In summary, antidotes are specialized pharmaceutical APIs designed to counteract the toxic effects of specific substances. Their development, testing, and regulatory compliance are crucial to ensure their efficacy and safety. These critical medications are indispensable in the field of emergency medicine and play a pivotal role in saving lives affected by poisoning incidents.
Sodium Nitrite (Antidotes), classified under Antidotes, Deterrents, and Toxicologic Agents
Antidotes, Deterrents, and Toxicologic Agents are an important category of pharmaceutical Active Pharmaceutical Ingredients (APIs) that play a critical role in healthcare and toxicology. These substances are designed to counteract the effects of poisons, toxins, and overdoses, thereby saving lives and preventing severe health consequences.
Antidotes are substances that neutralize the toxic effects of certain drugs, chemicals, or poisons.
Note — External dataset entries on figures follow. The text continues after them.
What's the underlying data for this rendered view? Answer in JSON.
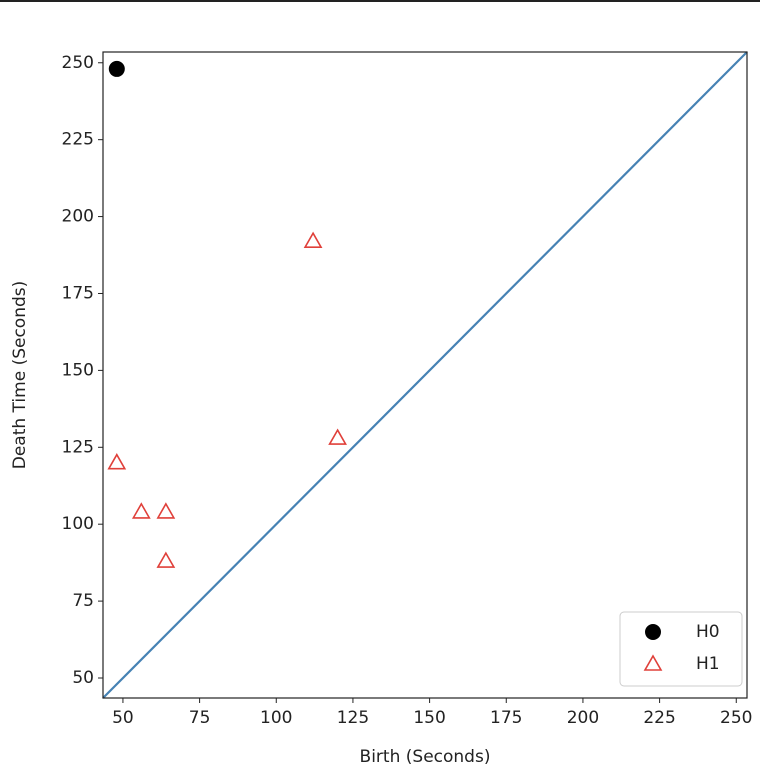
{
  "chart_data": {
    "type": "scatter",
    "xlabel": "Birth (Seconds)",
    "ylabel": "Death Time (Seconds)",
    "series": [
      {
        "name": "H0",
        "color": "#000000",
        "marker": "circle",
        "x": [
          48
        ],
        "values": [
          248
        ]
      },
      {
        "name": "H1",
        "color": "#e0403a",
        "marker": "triangle",
        "x": [
          48,
          56,
          64,
          64,
          112,
          120
        ],
        "values": [
          120,
          104,
          104,
          88,
          192,
          128
        ]
      }
    ],
    "diagonal": true,
    "diagonal_color": "#4682b4",
    "xlim": [
      43.5,
      253.5
    ],
    "ylim": [
      43.5,
      253.5
    ],
    "xticks": [
      50,
      75,
      100,
      125,
      150,
      175,
      200,
      225,
      250
    ],
    "yticks": [
      50,
      75,
      100,
      125,
      150,
      175,
      200,
      225,
      250
    ],
    "legend": "lower right"
  }
}
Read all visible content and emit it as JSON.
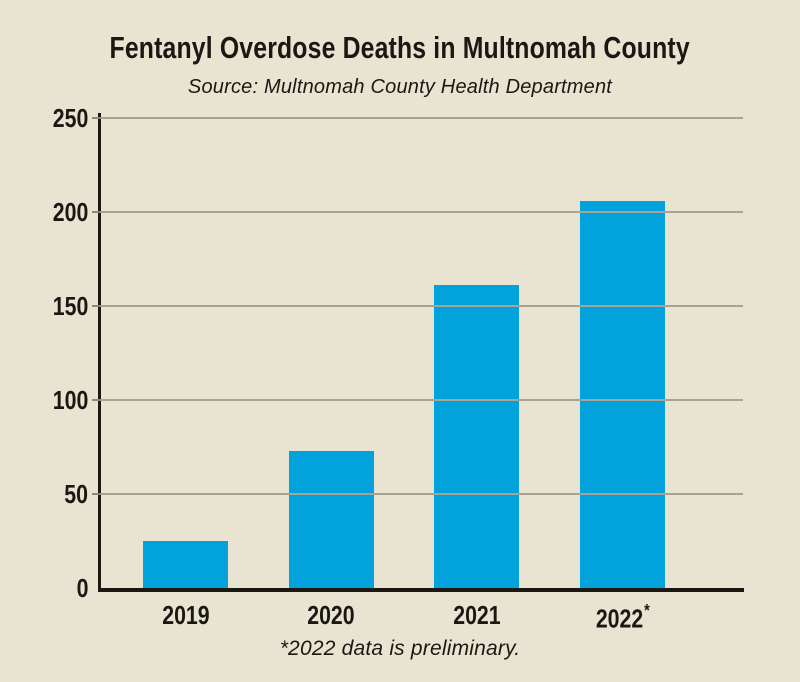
{
  "page": {
    "background_color": "#e9e3d1",
    "text_color": "#1a1813"
  },
  "chart_data": {
    "type": "bar",
    "title": "Fentanyl Overdose Deaths in Multnomah County",
    "subtitle": "Source: Multnomah County Health Department",
    "footnote": "*2022 data is preliminary.",
    "categories": [
      "2019",
      "2020",
      "2021",
      "2022*"
    ],
    "values": [
      25,
      73,
      161,
      206
    ],
    "y_ticks": [
      0,
      50,
      100,
      150,
      200,
      250
    ],
    "ylim": [
      0,
      250
    ],
    "xlabel": "",
    "ylabel": "",
    "grid": true,
    "legend_position": "none",
    "bar_color": "#02a3dc",
    "grid_color": "#aaa394",
    "axis_color": "#1b1812"
  }
}
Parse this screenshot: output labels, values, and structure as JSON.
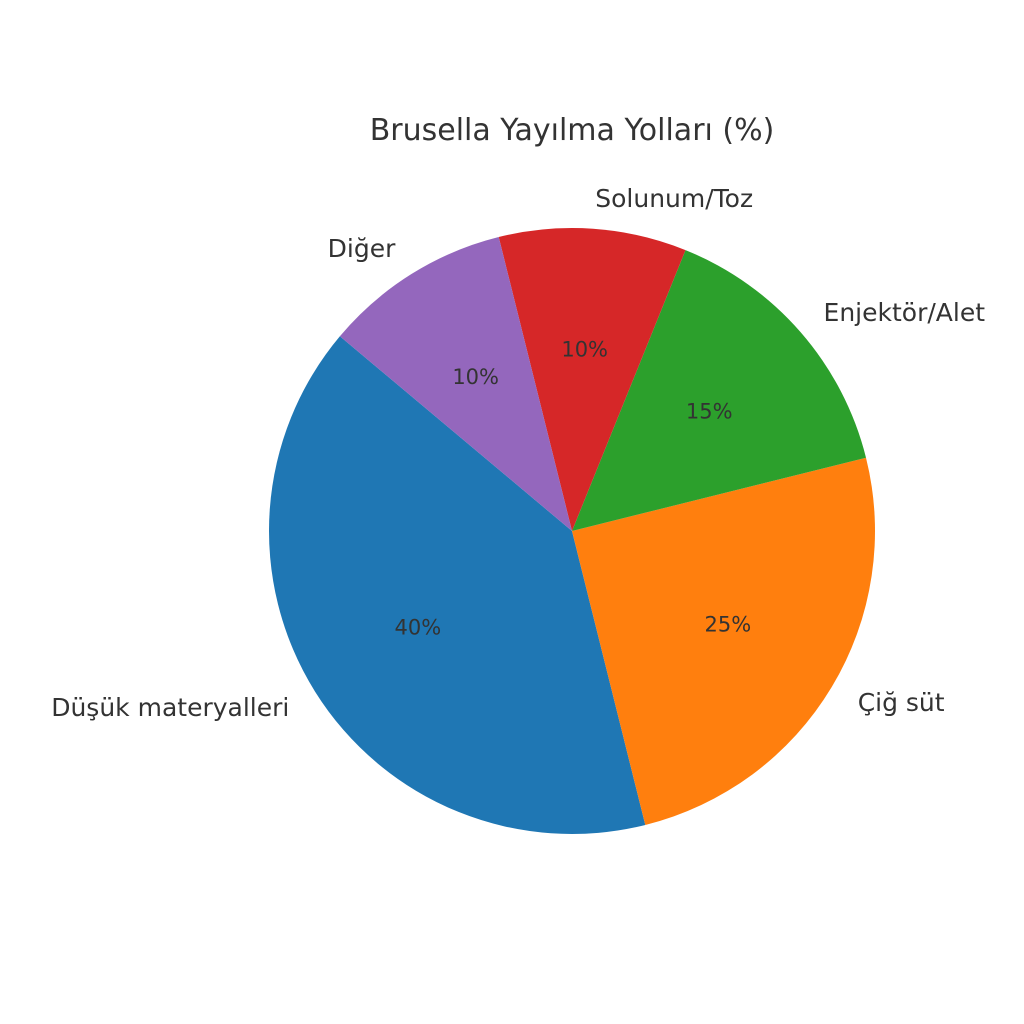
{
  "chart_data": {
    "type": "pie",
    "title": "Brusella Yayılma Yolları (%)",
    "start_angle_deg": 140,
    "direction": "counterclockwise",
    "slices": [
      {
        "label": "Düşük materyalleri",
        "value": 40,
        "pct_label": "40%",
        "color": "#1f77b4"
      },
      {
        "label": "Çiğ süt",
        "value": 25,
        "pct_label": "25%",
        "color": "#ff7f0e"
      },
      {
        "label": "Enjektör/Alet",
        "value": 15,
        "pct_label": "15%",
        "color": "#2ca02c"
      },
      {
        "label": "Solunum/Toz",
        "value": 10,
        "pct_label": "10%",
        "color": "#d62728"
      },
      {
        "label": "Diğer",
        "value": 10,
        "pct_label": "10%",
        "color": "#9467bd"
      }
    ]
  }
}
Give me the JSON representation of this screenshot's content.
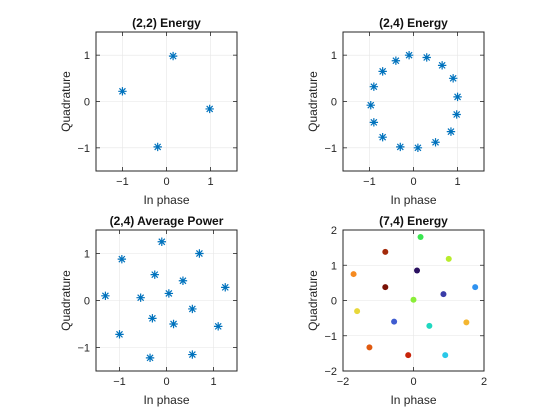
{
  "chart_data": [
    {
      "type": "scatter",
      "title": "(2,2) Energy",
      "xlabel": "In phase",
      "ylabel": "Quadrature",
      "xlim": [
        -1.6,
        1.6
      ],
      "ylim": [
        -1.5,
        1.5
      ],
      "xticks": [
        -1,
        0,
        1
      ],
      "yticks": [
        -1,
        0,
        1
      ],
      "grid": true,
      "marker": "star",
      "color": "#0072bd",
      "points": [
        {
          "x": 0.15,
          "y": 0.98
        },
        {
          "x": -1.0,
          "y": 0.22
        },
        {
          "x": 0.98,
          "y": -0.16
        },
        {
          "x": -0.2,
          "y": -0.98
        }
      ]
    },
    {
      "type": "scatter",
      "title": "(2,4) Energy",
      "xlabel": "In phase",
      "ylabel": "Quadrature",
      "xlim": [
        -1.6,
        1.6
      ],
      "ylim": [
        -1.5,
        1.5
      ],
      "xticks": [
        -1,
        0,
        1
      ],
      "yticks": [
        -1,
        0,
        1
      ],
      "grid": true,
      "marker": "star",
      "color": "#0072bd",
      "points": [
        {
          "x": -0.1,
          "y": 1.0
        },
        {
          "x": 0.3,
          "y": 0.95
        },
        {
          "x": -0.4,
          "y": 0.88
        },
        {
          "x": 0.65,
          "y": 0.78
        },
        {
          "x": -0.7,
          "y": 0.65
        },
        {
          "x": 0.9,
          "y": 0.5
        },
        {
          "x": -0.9,
          "y": 0.32
        },
        {
          "x": 1.0,
          "y": 0.1
        },
        {
          "x": -0.97,
          "y": -0.08
        },
        {
          "x": 0.98,
          "y": -0.28
        },
        {
          "x": -0.9,
          "y": -0.45
        },
        {
          "x": 0.85,
          "y": -0.65
        },
        {
          "x": -0.7,
          "y": -0.77
        },
        {
          "x": 0.5,
          "y": -0.88
        },
        {
          "x": -0.3,
          "y": -0.98
        },
        {
          "x": 0.1,
          "y": -1.0
        }
      ]
    },
    {
      "type": "scatter",
      "title": "(2,4) Average Power",
      "xlabel": "In phase",
      "ylabel": "Quadrature",
      "xlim": [
        -1.5,
        1.5
      ],
      "ylim": [
        -1.5,
        1.5
      ],
      "xticks": [
        -1,
        0,
        1
      ],
      "yticks": [
        -1,
        0,
        1
      ],
      "grid": true,
      "marker": "star",
      "color": "#0072bd",
      "points": [
        {
          "x": -0.1,
          "y": 1.25
        },
        {
          "x": -0.95,
          "y": 0.88
        },
        {
          "x": 0.7,
          "y": 1.0
        },
        {
          "x": -0.25,
          "y": 0.55
        },
        {
          "x": 0.35,
          "y": 0.42
        },
        {
          "x": -1.3,
          "y": 0.1
        },
        {
          "x": -0.55,
          "y": 0.06
        },
        {
          "x": 0.05,
          "y": 0.15
        },
        {
          "x": 1.25,
          "y": 0.28
        },
        {
          "x": 0.55,
          "y": -0.18
        },
        {
          "x": -0.3,
          "y": -0.38
        },
        {
          "x": 0.15,
          "y": -0.5
        },
        {
          "x": -1.0,
          "y": -0.72
        },
        {
          "x": 1.1,
          "y": -0.55
        },
        {
          "x": -0.35,
          "y": -1.22
        },
        {
          "x": 0.55,
          "y": -1.15
        }
      ]
    },
    {
      "type": "scatter",
      "title": "(7,4) Energy",
      "xlabel": "In phase",
      "ylabel": "Quadrature",
      "xlim": [
        -2,
        2
      ],
      "ylim": [
        -2,
        2
      ],
      "xticks": [
        -2,
        0,
        2
      ],
      "yticks": [
        -2,
        -1,
        0,
        1,
        2
      ],
      "grid": true,
      "marker": "dot",
      "points": [
        {
          "x": 0.2,
          "y": 1.8,
          "color": "#39e650"
        },
        {
          "x": -0.8,
          "y": 1.38,
          "color": "#a32a0a"
        },
        {
          "x": 1.0,
          "y": 1.18,
          "color": "#b8ec2c"
        },
        {
          "x": 0.1,
          "y": 0.85,
          "color": "#2a1060"
        },
        {
          "x": -1.7,
          "y": 0.75,
          "color": "#f58a20"
        },
        {
          "x": -0.8,
          "y": 0.38,
          "color": "#7a1206"
        },
        {
          "x": 1.75,
          "y": 0.38,
          "color": "#2f92f0"
        },
        {
          "x": 0.85,
          "y": 0.18,
          "color": "#3a3ca8"
        },
        {
          "x": 0.0,
          "y": 0.02,
          "color": "#8aee38"
        },
        {
          "x": -1.6,
          "y": -0.3,
          "color": "#e8d83a"
        },
        {
          "x": -0.55,
          "y": -0.6,
          "color": "#3f5cd0"
        },
        {
          "x": 0.45,
          "y": -0.72,
          "color": "#1fd8c0"
        },
        {
          "x": 1.5,
          "y": -0.62,
          "color": "#f4b630"
        },
        {
          "x": -1.25,
          "y": -1.33,
          "color": "#e05a10"
        },
        {
          "x": -0.15,
          "y": -1.55,
          "color": "#c8240a"
        },
        {
          "x": 0.9,
          "y": -1.55,
          "color": "#2ac8e8"
        }
      ]
    }
  ]
}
They work by either directly binding to the toxic substance or by blocking its harmful actions on the body. Antidotes are administered in emergency situations to quickly reverse the effects of poisoning and restore normal physiological functions.
Deterrents, on the other hand, are pharmaceutical agents used to discourage or prevent harmful behaviors, such as substance abuse. They are designed to make the ingestion or misuse of certain substances unpleasant or less desirable. Deterrents can be formulated to cause unpleasant side effects, such as nausea or vomiting, when a particular substance is consumed in excessive amounts.
Toxicologic agents encompass a broad range of pharmaceutical APIs used in toxicology studies and research. These substances are employed to investigate the toxicity, metabolism, and mechanisms of action of various chemicals and compounds. Toxicologic agents are vital for understanding the potential hazards and risks associated with certain substances, ensuring the safety of drugs, and developing effective treatments for poisoning cases.
In conclusion, Antidotes, Deterrents, and Toxicologic Agents are essential categories of pharmaceutical APIs that address poisoning emergencies, deter harmful behaviors, and enable toxicological research. Their development and availability are crucial for safeguarding public health, enhancing patient care, and advancing our understanding of toxicology.